Горячими, резкими словами он описал печальное состояние населения в уезде — бедность, отсутствие опеки, грабёж, ростовщичество, темноту. Затем, подробно рассказав историю так называемой «крестьянской кассы», он объяснил суть так называемой реформы на основе нового проекта. Он прямо говорил, что речь идёт о захвате крестьянских денег для спасения помещичьих имений в то время, когда крестьянские дома и поля за неуплату иногда нескольких ренов идут с молотка. Речь с первых же фраз ударила всех присутствующих в самое сердце. Почти после каждого предложения зал гремел возгласами одобрения. У собравшихся горели глаза, дрожали губы; у некоторых стариков выступали слёзы на ресницах.

— Братья крестьяне! — говорил Евгений. — Покажем, что мы не дети, что не позволим водить себя за нос. Не дадим захватить нашу кровушку. Поднимем громкий голос против этого панского посягательства на наше добро, такой громкий, чтобы и глухие нас услышали.

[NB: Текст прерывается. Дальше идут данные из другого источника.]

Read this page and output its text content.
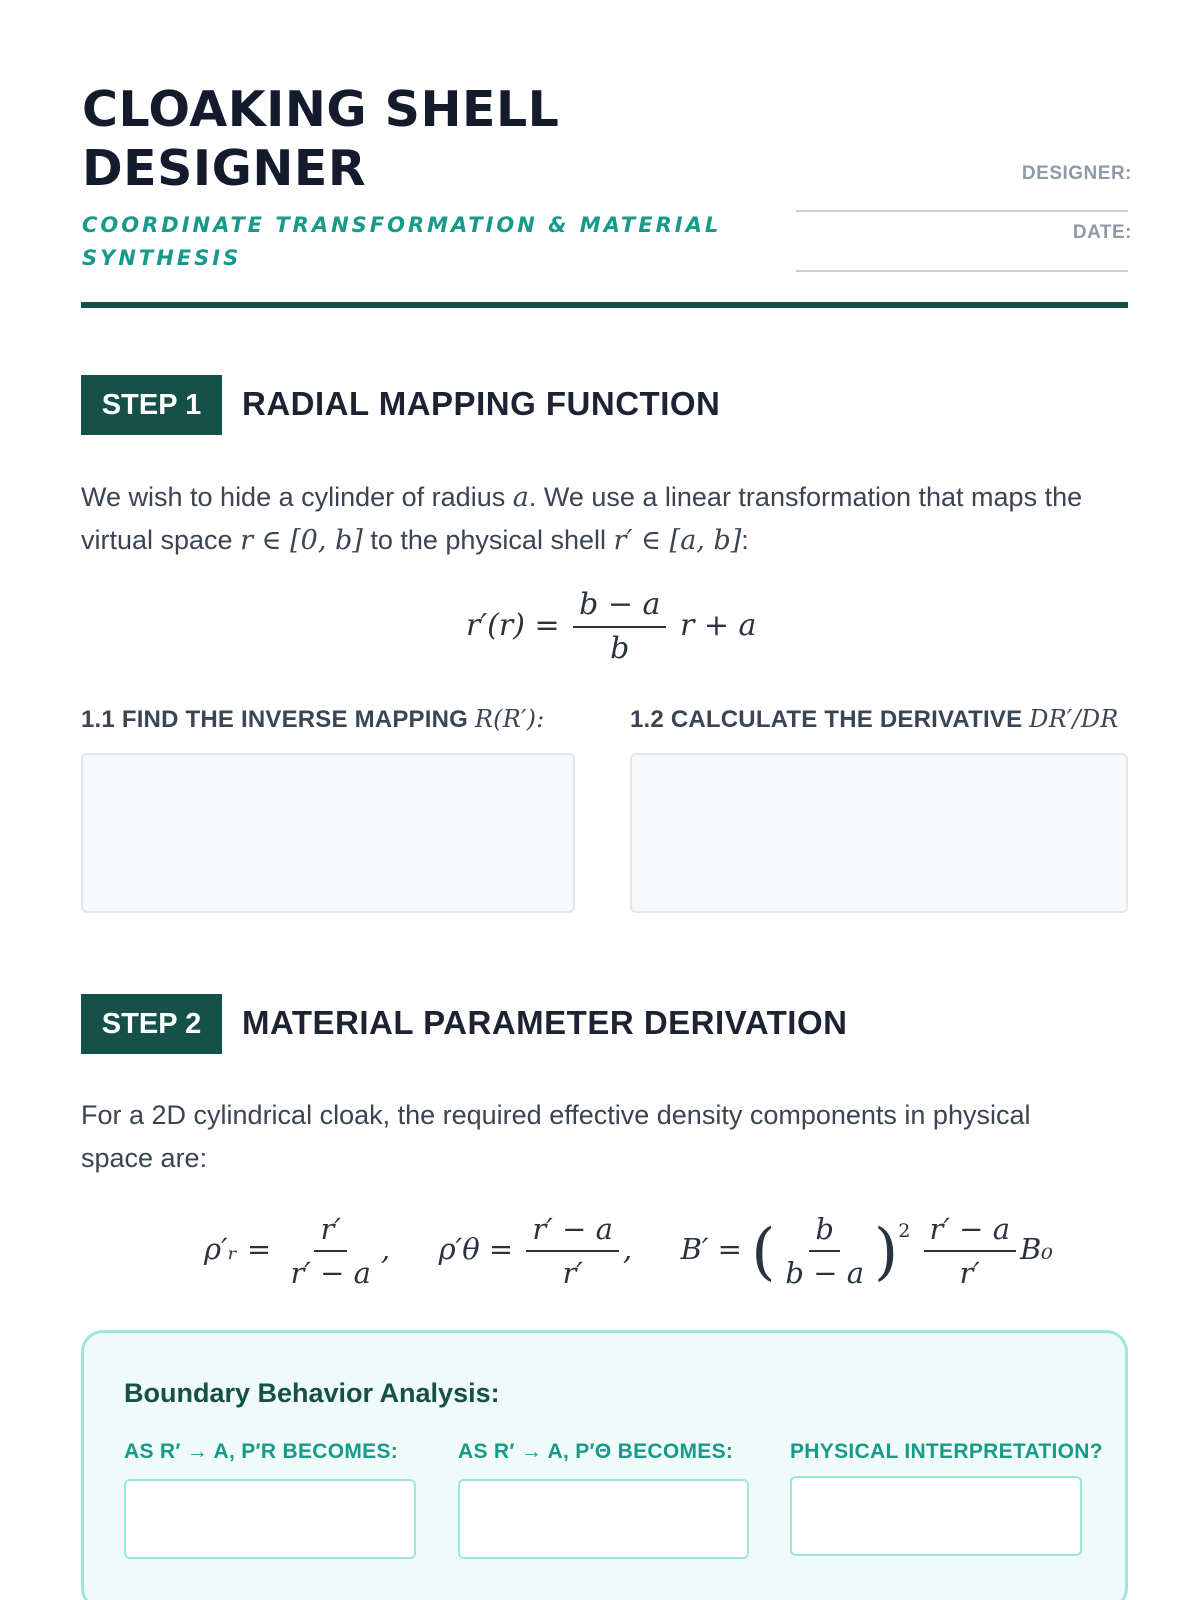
CLOAKING SHELL
DESIGNER
COORDINATE TRANSFORMATION & MATERIAL
SYNTHESIS
DESIGNER:
DATE:
STEP 1	RADIAL MAPPING FUNCTION
We wish to hide a cylinder of radius a. We use a linear transformation that maps the virtual space r ∈ [0, b] to the physical shell r′ ∈ [a, b]:
$r'(r) = \frac{b - a}{b}$ r + a
1.1 FIND THE INVERSE MAPPING R(R′):	1.2 CALCULATE THE DERIVATIVE DR′/DR
STEP 2	MATERIAL PARAMETER DERIVATION
For a 2D cylindrical cloak, the required effective density components in physical space are:
ρ′ᵣ = $\frac{r'}{r' - a}$ , $\rho'\theta = \frac{r' - a}{r'}$ , B′ = ( $\frac{b}{b - a} )^2 \frac{r' - a}{r'} B_0$
Boundary Behavior Analysis:
AS R′ → A, Ρ′R BECOMES:	AS R′ → A, Ρ′Θ BECOMES:	PHYSICAL INTERPRETATION?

Встанем как один человек против него! Этот новый проект не смеет быть принят в уездном совете. (Возгласы: «Не смеет! Не смеет!») Обяжем всех членов совета, избранных от сельской курии, быть против этой реформы. Пошлём из каждого села прошения в уездный совет и в краевой комитет против неё. А если наши вельможные, но небогатые опекуны не обратят на это внимания и всё же проведут такую перемену, то у нас в руках останется ещё один способ: каждая громада потребует в судебном порядке возврата своих денег, взятых в уездную кассу. И она выиграет этот процесс.

Эта речь сразу внесла в собрание бодрый, живой настрой. Один за другим начали выступать к трибуне крестьяне. Люди, про которых, судя по их внешнему виду, кто угодно сказал бы, что они едва умеют досчитать до пяти, вдруг проявляли себя как отличные ораторы. Но ведь тема — горе и нищета сельской жизни, грабёж ростовщиков, злоупотребления чиновников и мелких уездных пиявок — эта тема была всем слишком хорошо знакома, слишком наболела каждому. Одни говорили о своей беде серьёзно, печально, с тем лаконизмом, который порой сильнее трогает сердце, чем цветистые речи. Другие — и таких было больше — описывали свою нужду шутливо, едкими сравнениями, примерами и поговорками. «Ого, пошли наши прихожане вещать в притчах!» — сказал о. Зварыч Евгению, когда собрание то взрывалось громким, массовым смехом, то награждало оратора громкими аплодисментами и криками одобрения. Даже бургомистр, который поначалу довольно скептически смотрел на первых ораторов в тулупах и «пасовых» сапогах, быстро изменил своё мнение, смеялся до упаду на своём председательском кресле, хлопал в ладоши и, наклоняясь к Евгению с просветлённым лицом, говорил:

— Ну, пан меценас, поздравляю вас с такими ораторами. Они могли бы произвести эффект на любом собрании.

— Но ведь их учительница, галицкая нужда, могла бы произвести эффект во всей Европе, если бы была ей более известна, — ответил Евгений.

— Ну, одна нужда всего не сделает. Не обижайте свой народ.